Solía tener crisis de llanto y padecía jaquecas. Cuando se dio cuenta de que no podía
aceptar como propios los principios de Sam, empezó a sentirse incómodamente
resentida contra él y enojada consigo misma por haberse avenido mansamente a sus
condiciones. Cada vez que le planteaba una queja, se sentía más culpable aún, como si
se mostrara irrazonablemente exigente. Sam estaba resentido porque su amor y las
comodidades materiales que le proporcionaba no parecían hacerla feliz.
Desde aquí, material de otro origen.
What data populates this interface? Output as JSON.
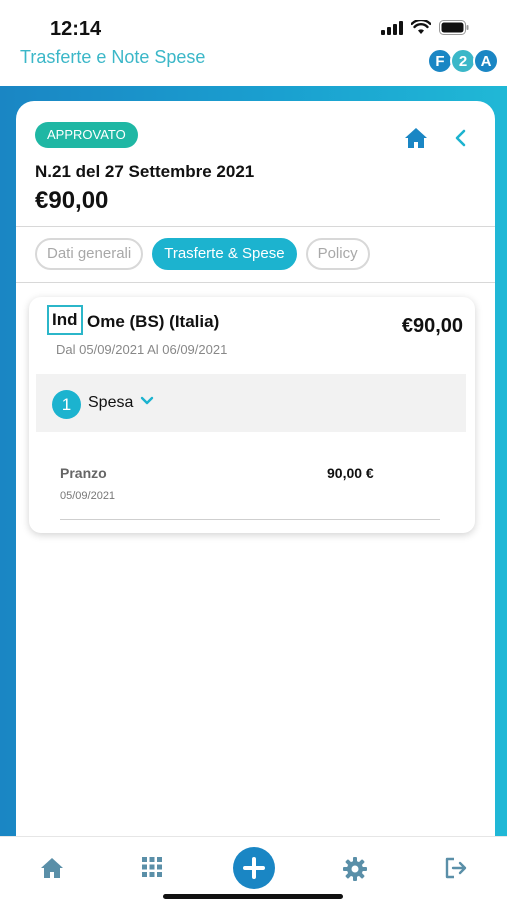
{
  "status_bar": {
    "time": "12:14"
  },
  "app_header": {
    "title": "Trasferte e Note Spese",
    "logo_letters": [
      "F",
      "2",
      "A"
    ],
    "logo_colors": [
      "#1a86c4",
      "#3bb7c8",
      "#1a86c4"
    ]
  },
  "document": {
    "status_badge": "APPROVATO",
    "title": "N.21 del 27 Settembre 2021",
    "amount": "€90,00"
  },
  "tabs": [
    {
      "label": "Dati generali",
      "active": false
    },
    {
      "label": "Trasferte & Spese",
      "active": true
    },
    {
      "label": "Policy",
      "active": false
    }
  ],
  "trip": {
    "code": "Ind",
    "place": "Ome (BS) (Italia)",
    "amount": "€90,00",
    "dates": "Dal 05/09/2021 Al 06/09/2021",
    "expense_group": {
      "count": "1",
      "label": "Spesa"
    },
    "expenses": [
      {
        "name": "Pranzo",
        "amount": "90,00 €",
        "date": "05/09/2021"
      }
    ]
  },
  "bottom_nav": [
    "home-icon",
    "grid-icon",
    "add-icon",
    "settings-icon",
    "logout-icon"
  ],
  "colors": {
    "primary": "#1cb3cf",
    "approved": "#1fb7a4",
    "accent_blue": "#1a86c4"
  }
}
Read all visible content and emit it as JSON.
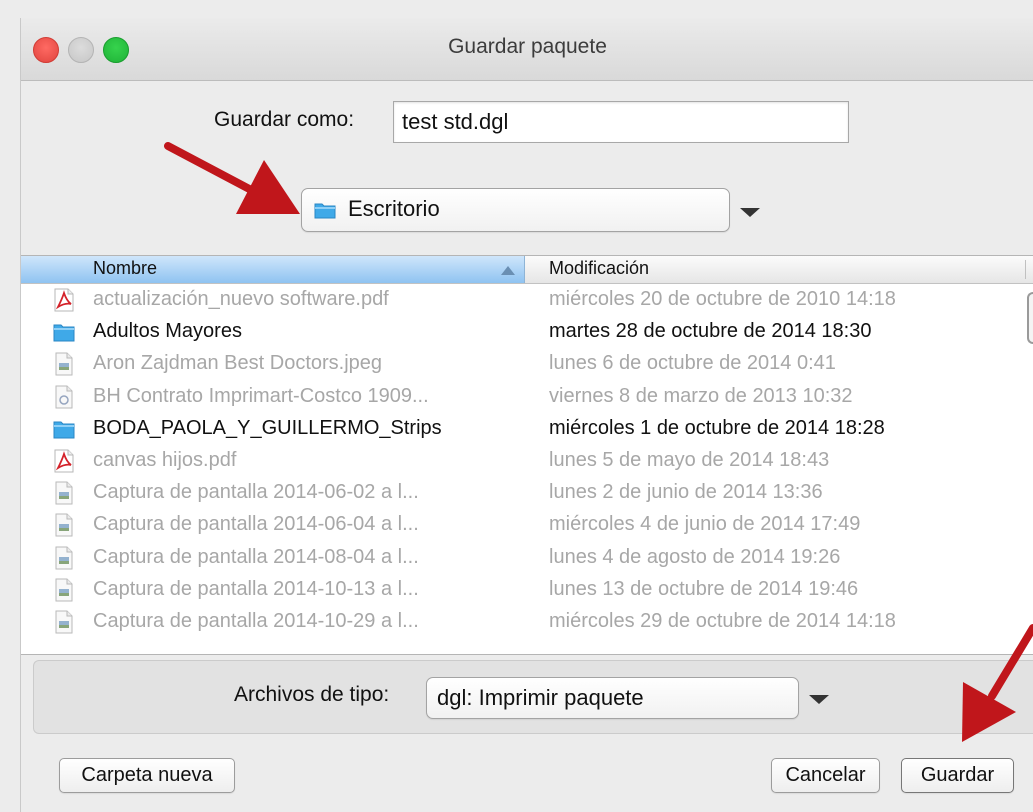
{
  "dialog": {
    "title": "Guardar paquete"
  },
  "save_as": {
    "label": "Guardar como:",
    "value": "test std.dgl"
  },
  "location": {
    "selected": "Escritorio",
    "icon": "folder-icon"
  },
  "file_list": {
    "columns": [
      "Nombre",
      "Modificación"
    ],
    "sort_column": "Nombre",
    "sort_order": "ascending",
    "rows": [
      {
        "name": "actualización_nuevo software.pdf",
        "modified": "miércoles 20 de octubre de 2010 14:18",
        "icon": "pdf-file-icon",
        "enabled": false
      },
      {
        "name": "Adultos Mayores",
        "modified": "martes 28 de octubre de 2014 18:30",
        "icon": "folder-icon",
        "enabled": true
      },
      {
        "name": "Aron Zajdman Best Doctors.jpeg",
        "modified": "lunes 6 de octubre de 2014 0:41",
        "icon": "image-file-icon",
        "enabled": false
      },
      {
        "name": "BH Contrato Imprimart-Costco 1909...",
        "modified": "viernes 8 de marzo de 2013 10:32",
        "icon": "document-file-icon",
        "enabled": false
      },
      {
        "name": "BODA_PAOLA_Y_GUILLERMO_Strips",
        "modified": "miércoles 1 de octubre de 2014 18:28",
        "icon": "folder-icon",
        "enabled": true
      },
      {
        "name": "canvas hijos.pdf",
        "modified": "lunes 5 de mayo de 2014 18:43",
        "icon": "pdf-file-icon",
        "enabled": false
      },
      {
        "name": "Captura de pantalla 2014-06-02 a l...",
        "modified": "lunes 2 de junio de 2014 13:36",
        "icon": "image-file-icon",
        "enabled": false
      },
      {
        "name": "Captura de pantalla 2014-06-04 a l...",
        "modified": "miércoles 4 de junio de 2014 17:49",
        "icon": "image-file-icon",
        "enabled": false
      },
      {
        "name": "Captura de pantalla 2014-08-04 a l...",
        "modified": "lunes 4 de agosto de 2014 19:26",
        "icon": "image-file-icon",
        "enabled": false
      },
      {
        "name": "Captura de pantalla 2014-10-13 a l...",
        "modified": "lunes 13 de octubre de 2014 19:46",
        "icon": "image-file-icon",
        "enabled": false
      },
      {
        "name": "Captura de pantalla 2014-10-29 a l...",
        "modified": "miércoles 29 de octubre de 2014 14:18",
        "icon": "image-file-icon",
        "enabled": false
      }
    ]
  },
  "file_type": {
    "label": "Archivos de tipo:",
    "selected": "dgl:  Imprimir paquete"
  },
  "buttons": {
    "new_folder": "Carpeta nueva",
    "cancel": "Cancelar",
    "save": "Guardar"
  },
  "colors": {
    "annotation_arrow": "#c0161b",
    "header_selected": "#8fc3f1",
    "folder": "#3fa9e8",
    "pdf": "#d4222a"
  }
}
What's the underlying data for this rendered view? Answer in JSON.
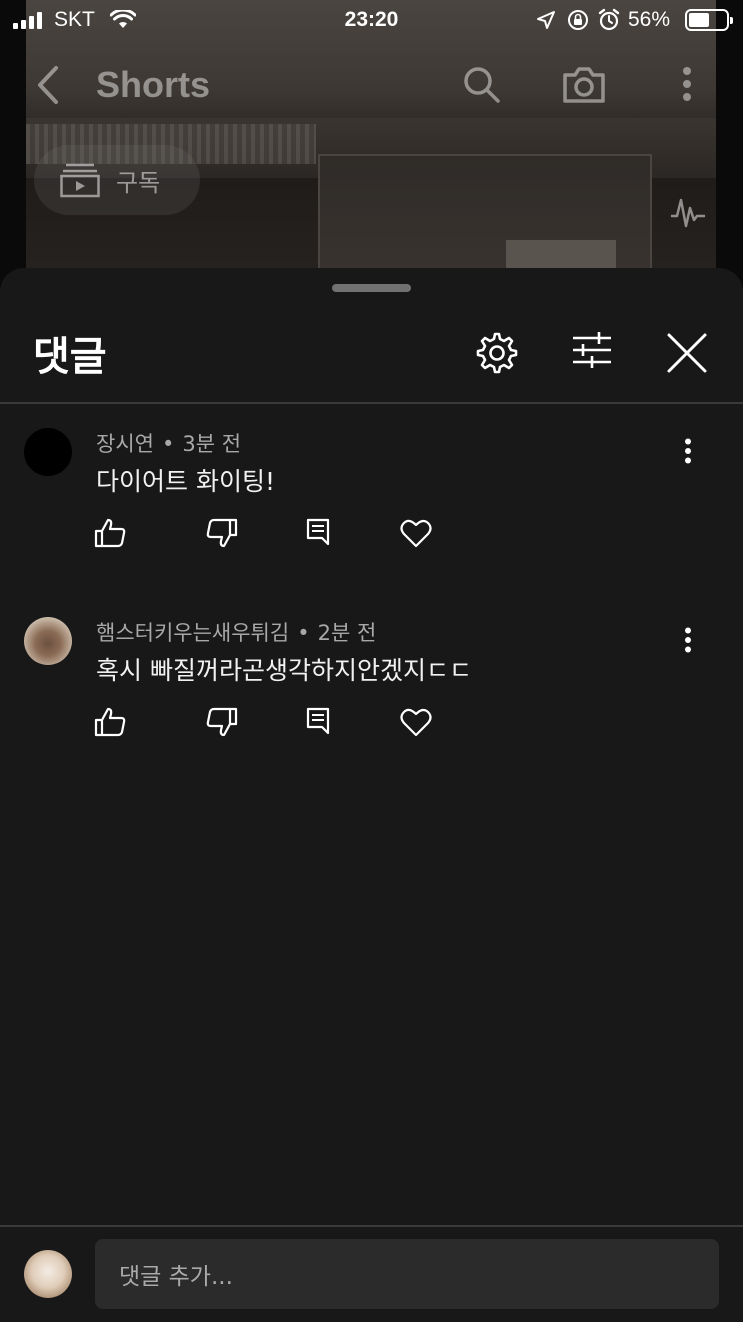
{
  "status_bar": {
    "carrier": "SKT",
    "time": "23:20",
    "battery": "56%",
    "battery_level": 0.56
  },
  "video": {
    "title": "Shorts",
    "subscribe_label": "구독"
  },
  "comments_sheet": {
    "title": "댓글",
    "comments": [
      {
        "author": "장시연",
        "time": "3분 전",
        "text": "다이어트 화이팅!"
      },
      {
        "author": "햄스터키우는새우튀김",
        "time": "2분 전",
        "text": "혹시 빠질꺼라곤생각하지안겠지ㄷㄷ"
      }
    ],
    "input_placeholder": "댓글 추가..."
  },
  "colors": {
    "sheet_bg": "#181818",
    "input_bg": "#2b2b2b",
    "meta_text": "#a8a8a8"
  }
}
Debido a esto,
también él se sentía culpable, ya que, habiendo incluido la felicidad de su mujer en el
contrato, sospechaba que de algún modo él estaba en falta por no darle más. Para Portia
fue muy doloroso repetir a su marido que necesitaba algo más, y para él lo fue
escucharlo, pero así los dos empezaron a elaborar un nuevo estilo. Ella continuó sus
estudios universitarios interrumpidos y Sam postergó la aceptación de un empleo en
otra ciudad hasta que ella los terminara. Cuando Portia quede en libertad de hacer las
cosas por el mero gusto de hacerlas -¡por el mero gusto!-, el apoyo de los demás será el
aderezo de una porción rica en sí misma -un aderezo grato al paladar, sin duda, pero
que no constituye la fuente principal de alimento.